A federal offense, defacing currency. (Actually, there are problems with that act being the crime of defacing currency, but let's not get into that. Otherwise, Superman will never catch Finch and this story will never end.) Superman leaps across the state line and arrests Finch. Later Superman stands trial for littering and the jury finds him guilty, "of being the greatest guy in the world!" (Must be some sort of lesser included offense to littering.) And all's well that ends well, except, of course, that our hero now has a criminal record. His finger prints are on file. His picture will grace post office walls. Oh, the shame of it all!
******
Our next story is one I did remember from my early Superman reading, "Superman's Day of Truth" from Superman # 176, the April, 1965 issue. In this story Superman spends the entire day telling the truth to everyone. I think he tells Lois that her new hat is ugly. (I don't have a copy of this story anymore, so I can't check my memory against the original--any of you out there with a copy feel free to correct me, if I'm wrong) I'm sure that he tells a lady that her children are behaving like brats. And he tells other people the absolute truth thereby making them mad at him. Hey, didn't I Love Lucy do an episode like that once? I thought so. I didn't like it then, either. Superman is doing this because the day is the Kryptonian holiday The Day of Truth. The Day of Truth is a day meant to honor the memory of Val-Lor, a courageous Kryptonian (obviously, if he weren't courageous, his name would have been Crav-En) who spoke the truth against some alien invaders and inspired his fellow Kryptonians to rebel. On the Day of Truth all Kryptonians must tell the truth at all times.

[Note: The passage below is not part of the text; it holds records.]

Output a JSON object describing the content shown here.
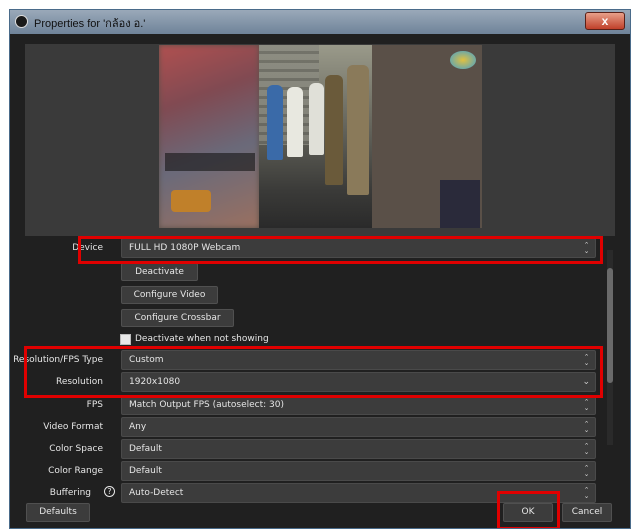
{
  "window": {
    "title": "Properties for 'กล้อง อ.'",
    "close_label": "x"
  },
  "properties": [
    {
      "label": "Device",
      "value": "FULL HD 1080P Webcam",
      "control": "spin"
    },
    {
      "label": "Resolution/FPS Type",
      "value": "Custom",
      "control": "spin"
    },
    {
      "label": "Resolution",
      "value": "1920x1080",
      "control": "chevron"
    },
    {
      "label": "FPS",
      "value": "Match Output FPS (autoselect: 30)",
      "control": "spin"
    },
    {
      "label": "Video Format",
      "value": "Any",
      "control": "spin"
    },
    {
      "label": "Color Space",
      "value": "Default",
      "control": "spin"
    },
    {
      "label": "Color Range",
      "value": "Default",
      "control": "spin"
    },
    {
      "label": "Buffering",
      "value": "Auto-Detect",
      "control": "spin"
    }
  ],
  "buttons": {
    "deactivate": "Deactivate",
    "configure_video": "Configure Video",
    "configure_crossbar": "Configure Crossbar",
    "defaults": "Defaults",
    "ok": "OK",
    "cancel": "Cancel"
  },
  "checkbox": {
    "label": "Deactivate when not showing",
    "checked": true
  },
  "icons": {
    "spin": "⌃⌄",
    "chevron": "⌄",
    "help": "?",
    "title": "obs-logo-icon"
  },
  "colors": {
    "highlight": "#e00000",
    "panel": "#202020",
    "field": "#3c3c3c"
  }
}
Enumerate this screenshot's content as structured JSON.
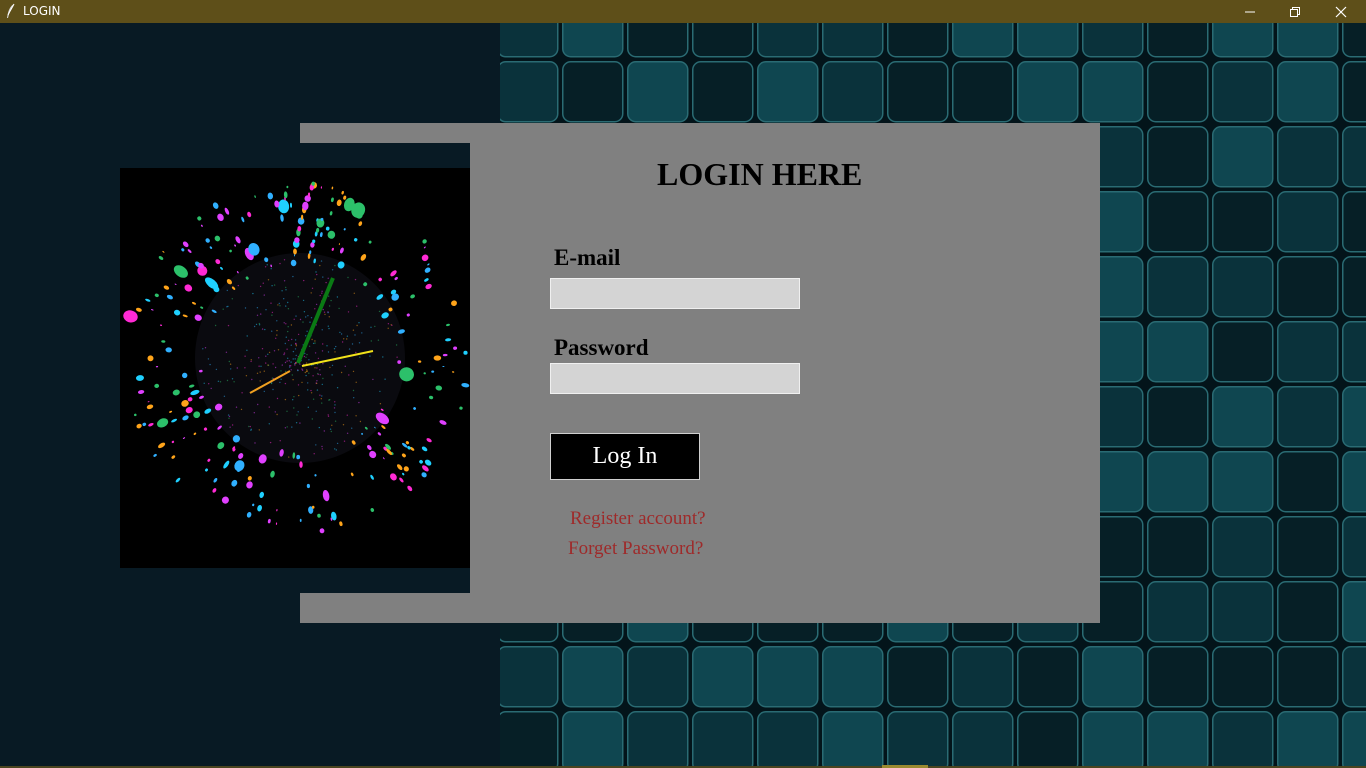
{
  "window": {
    "title": "LOGIN",
    "icons": {
      "app": "feather-icon",
      "minimize": "minimize-icon",
      "restore": "restore-icon",
      "close": "close-icon"
    },
    "titlebar_color": "#5e4f19"
  },
  "form": {
    "heading": "LOGIN HERE",
    "email_label": "E-mail",
    "email_value": "",
    "password_label": "Password",
    "password_value": "",
    "login_button": "Log In",
    "register_link": "Register account?",
    "forgot_link": "Forget Password?"
  },
  "clock": {
    "hands": {
      "hour": "orange",
      "minute": "green",
      "second": "yellow"
    }
  },
  "colors": {
    "panel": "#808080",
    "background_dark": "#081a24",
    "input_bg": "#d4d4d4",
    "button_bg": "#000000",
    "link": "#9e2a2a",
    "tile": "#0f4650"
  }
}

The reason that this story is in this column is that at one point Superman is testifying against a criminal in court. The criminal's lawyer, who has noticed that Superman is telling nothing but the truth today, figures out a way to keep Superman from testifying: he demands that Superman write out his secret identity on a black board or be barred from testifying. Now this was silly. Even at the tender age of twelve, I knew it was silly. First of all, the story assumes that the lawyer asked the question only because of the Day of Truth. That, in turn, assumes that the lawyer believes Superman would lie under oath, but for the Day of Truth. Hey, Superman may be a noise maker, a traffic stopper, a smoker, and a litterbug, but he ain't a perjurer! The second silliness is that Superman wouldn't have to answer the question. Even at the tender age of twelve, I had seen enough Perry Mason to realize that the question was totally irrelevant to the issues in the trial and thus improper. Superman had testified in the past stories without revealing his secret identity, so there was precedent establishing he didn't have to reveal his secret identity. The prosecution would have objected to the question, the judge would have ruled that Superman didn't have to answer it (unless he went to the same law school as Littledale's judge), and the trial would have gone on without reaching the crisis. Incidentally, for those of you who are wondering how Superman didn't reveal his secret identity; he wrote his name on the black board then erased it with super speed, before anyone had a chance to read it. What a guy!
******
Now I need a little help from you. See, I wrote this column in Littledale, and, it seems, I violated some local ordinance against verbosity. I'm being held in jail without bail, until my trial. I need you as character witnesses, who can come in and tell the court what a great guy I am, so I'll be found not guilty. Will all my friends in the industry and my loyal readers do that for me, please? I'm going to be in here for a long time, aren't I?